Le jeudi 8 avril, le gouvernement tunisien a annoncé le passage du couvre-feu de 22h à 19h pour faire face à la recrudescence des contaminations et des décès laissant présager une troisième vague. Dès le samedi, sous la pression de différents groupes, le gouvernement recule : comme le mois de Ramadhan commençait cinq jours plus tard, la rupture quotidienne du jeûne, peu après 19 heures, est l’occasion de retrouvailles familiales et d’une intense vie citadine, notamment dans les cafés et les restaurants. Face à cette tradition et à l’activité commerciale qu’elle génère, difficile de maintenir l’idée d’un couvre-feu généralisé dès 19h. Néanmoins, la détérioration de la situation sanitaire imposait de limiter les occasions de contagion. Aussi, le 17 avril, le gouvernement a-t-il décidé d’interdire la circulation de tous les véhicules à moteur dès 19h.

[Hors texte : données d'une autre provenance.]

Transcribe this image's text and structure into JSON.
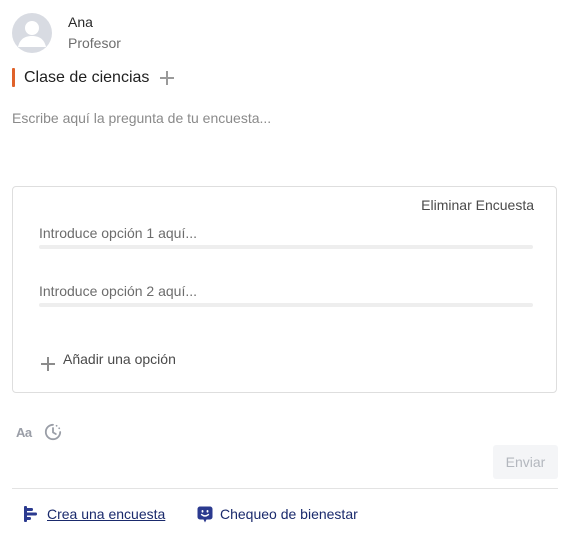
{
  "user": {
    "name": "Ana",
    "role": "Profesor",
    "avatar_icon": "user-silhouette-icon"
  },
  "class_selector": {
    "name": "Clase de ciencias",
    "accent_color": "#e0622a",
    "add_icon": "plus-icon"
  },
  "question": {
    "placeholder": "Escribe aquí la pregunta de tu encuesta...",
    "value": ""
  },
  "poll": {
    "delete_label": "Eliminar Encuesta",
    "options": [
      {
        "placeholder": "Introduce opción 1 aquí...",
        "value": ""
      },
      {
        "placeholder": "Introduce opción 2 aquí...",
        "value": ""
      }
    ],
    "add_option_label": "Añadir una opción"
  },
  "tools": {
    "format_label": "Aa",
    "schedule_icon": "clock-icon"
  },
  "send": {
    "label": "Enviar",
    "enabled": false
  },
  "bottom_actions": {
    "create_poll": {
      "label": "Crea una encuesta",
      "icon": "poll-bars-icon"
    },
    "wellbeing": {
      "label": "Chequeo de bienestar",
      "icon": "smile-face-icon"
    }
  },
  "colors": {
    "link": "#1a2a6c",
    "accent": "#e0622a",
    "muted_icon": "#9a9ea7"
  }
}
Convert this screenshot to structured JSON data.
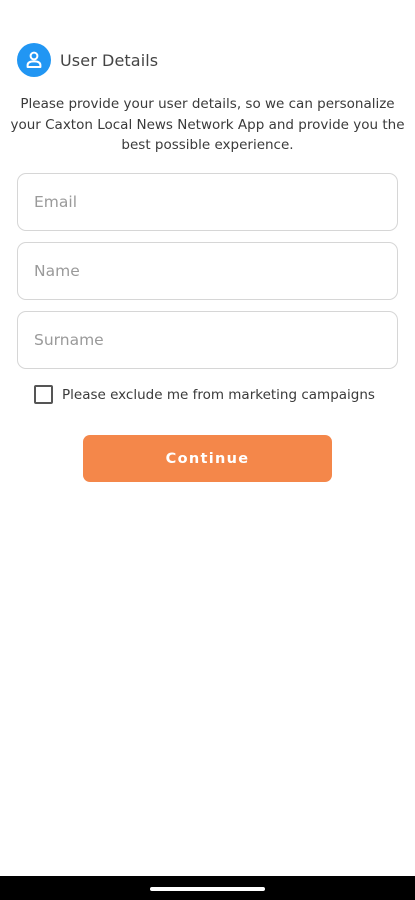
{
  "header": {
    "title": "User Details",
    "icon": "user-icon",
    "icon_color": "#2196f3"
  },
  "intro": {
    "text": "Please provide your user details, so we can personalize your Caxton Local News Network App and provide you the best possible experience."
  },
  "form": {
    "email": {
      "placeholder": "Email",
      "value": ""
    },
    "name": {
      "placeholder": "Name",
      "value": ""
    },
    "surname": {
      "placeholder": "Surname",
      "value": ""
    },
    "marketing_opt_out": {
      "label": "Please exclude me from marketing campaigns",
      "checked": false
    }
  },
  "actions": {
    "continue_label": "Continue",
    "accent_color": "#f4874a"
  }
}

Sont ainsi concernés les automobiles dont les taxis, les motocyclettes et scooters, les transports en commun de tout type. Dans ces conditions, difficile de s’éloigner du domicile. Par ce biais, le gouvernement a instauré une sorte de couvre-feu qui ne dit pas son nom ou de couvre-feu de la mobilité motorisée. Ne reste alors plus qu’à se déplacer à pied, à vélo… ou à cheval ! Ce qui est effectivement possible jusqu’à 22h. L’application de ce couvre-feu n’en reste pas moins difficile : si des contrôles existent sur les grands axes, des voitures particulières et des taxis circulent dans
les voies secondaires.
Ces exemples révèlent les rapports de pouvoir internes : L’État tunisien ne pouvant réellement compenser l’impact économique et social des mesures sanitaires, il est obligé de composer avec les acteurs économiques et avec la population. Un jeu de négociation s’opère alors dans l’application nationale ou locales de mesures diffusées mondialement, et considérées comme nécessaires par le secteur de la santé. Cette déclinaison de recettes internationales (et anciennes) produit ainsi un pluriversalisme dans la gestion de la pandémie qui tienne compte du contexte social et économique de chaque pays.